Mexico’s antitrust agency (Cofece) in April said it was investigating alleged price manipulation in the market for government bonds and media reports said the regulator was targeting global banks operating in Mexico.
When asked if such practices were widespread in Mexico, Carstens said “to a large extent that has been absent in our markets.”
He underscored however “if there have been some events in the past, those events have not interfered with the conduction of our policies.”
“Our own perception is that market behavior has been adequate and that the price formation mechanisms in our markets have behaved well,” he said, adding that he was not privy to the specific events that the antitrust regulator was probing.
In May, the central bank said it was preparing to implement a new code of conduct governing foreign exchange and bond trading during the second half of the year.
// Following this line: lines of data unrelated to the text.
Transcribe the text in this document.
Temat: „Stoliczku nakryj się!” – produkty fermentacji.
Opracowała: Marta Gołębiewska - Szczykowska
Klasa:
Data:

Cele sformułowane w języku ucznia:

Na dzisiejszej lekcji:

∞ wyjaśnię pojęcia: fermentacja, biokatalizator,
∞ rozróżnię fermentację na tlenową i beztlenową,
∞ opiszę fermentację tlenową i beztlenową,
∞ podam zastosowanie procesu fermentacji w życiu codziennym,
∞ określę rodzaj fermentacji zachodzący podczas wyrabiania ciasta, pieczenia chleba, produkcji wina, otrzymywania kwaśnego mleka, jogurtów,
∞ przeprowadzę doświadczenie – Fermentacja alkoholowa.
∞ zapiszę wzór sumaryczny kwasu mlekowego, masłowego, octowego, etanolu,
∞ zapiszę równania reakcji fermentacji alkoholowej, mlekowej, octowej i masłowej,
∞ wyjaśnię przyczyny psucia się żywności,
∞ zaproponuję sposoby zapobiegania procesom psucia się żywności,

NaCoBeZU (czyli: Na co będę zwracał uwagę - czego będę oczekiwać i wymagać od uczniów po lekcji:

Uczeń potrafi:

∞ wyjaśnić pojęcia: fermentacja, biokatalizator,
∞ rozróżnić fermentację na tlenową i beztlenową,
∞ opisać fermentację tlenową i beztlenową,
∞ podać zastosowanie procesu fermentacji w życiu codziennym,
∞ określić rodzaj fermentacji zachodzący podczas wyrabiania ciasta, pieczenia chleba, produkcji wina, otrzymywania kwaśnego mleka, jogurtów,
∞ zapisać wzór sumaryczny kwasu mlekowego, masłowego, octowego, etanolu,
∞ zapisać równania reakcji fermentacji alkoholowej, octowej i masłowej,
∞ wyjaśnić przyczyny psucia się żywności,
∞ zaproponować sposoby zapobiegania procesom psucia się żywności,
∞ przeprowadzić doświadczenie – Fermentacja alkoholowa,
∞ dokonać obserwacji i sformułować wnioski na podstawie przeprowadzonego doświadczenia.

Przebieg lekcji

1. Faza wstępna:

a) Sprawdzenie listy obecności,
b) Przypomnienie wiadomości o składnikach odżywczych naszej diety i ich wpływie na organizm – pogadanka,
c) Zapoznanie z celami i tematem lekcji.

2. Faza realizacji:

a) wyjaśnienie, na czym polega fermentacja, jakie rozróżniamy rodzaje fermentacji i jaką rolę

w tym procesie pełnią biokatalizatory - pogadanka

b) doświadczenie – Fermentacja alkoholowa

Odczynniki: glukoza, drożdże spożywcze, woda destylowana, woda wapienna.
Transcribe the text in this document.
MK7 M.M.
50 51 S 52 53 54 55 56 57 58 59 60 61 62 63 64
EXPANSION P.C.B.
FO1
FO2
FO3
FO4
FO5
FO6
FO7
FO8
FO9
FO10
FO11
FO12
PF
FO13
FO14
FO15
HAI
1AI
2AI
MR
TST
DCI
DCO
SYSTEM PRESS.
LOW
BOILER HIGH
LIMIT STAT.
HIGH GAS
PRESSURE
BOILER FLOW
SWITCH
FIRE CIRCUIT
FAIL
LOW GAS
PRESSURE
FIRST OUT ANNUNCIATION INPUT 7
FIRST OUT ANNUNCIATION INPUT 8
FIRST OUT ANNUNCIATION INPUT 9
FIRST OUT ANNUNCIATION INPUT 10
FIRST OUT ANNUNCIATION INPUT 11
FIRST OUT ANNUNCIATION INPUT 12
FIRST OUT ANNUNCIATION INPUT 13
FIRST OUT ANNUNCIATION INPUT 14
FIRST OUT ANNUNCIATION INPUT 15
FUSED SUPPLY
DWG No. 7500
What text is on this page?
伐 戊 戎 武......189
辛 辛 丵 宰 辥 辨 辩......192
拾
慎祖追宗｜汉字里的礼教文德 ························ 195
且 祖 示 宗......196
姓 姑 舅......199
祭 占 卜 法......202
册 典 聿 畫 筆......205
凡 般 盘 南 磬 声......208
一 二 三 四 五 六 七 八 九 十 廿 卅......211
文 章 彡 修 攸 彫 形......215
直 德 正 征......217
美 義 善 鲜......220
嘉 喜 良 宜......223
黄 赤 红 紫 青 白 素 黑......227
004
The codes are based on best practice forex rules published by the Bank for International Settlements’(BIS) Foreign Exchange Working Group in May.
The BIS code emerged out of market manipulation scandals where global banks were fined billions of dollars surrounding the fixing of the Libor rate and foreign exchange trading.
Carstens said the new rules would not prevent “rogue traders” and he stressed that the Cofece probe and the decision by the central bank to develop the codes of conduct were separate issues.
“One ... had to do with events that happened in a very particular time in the past, and what we are ... trying to build is to establish a much stronger foundation for the development of our markets in the future,” he said.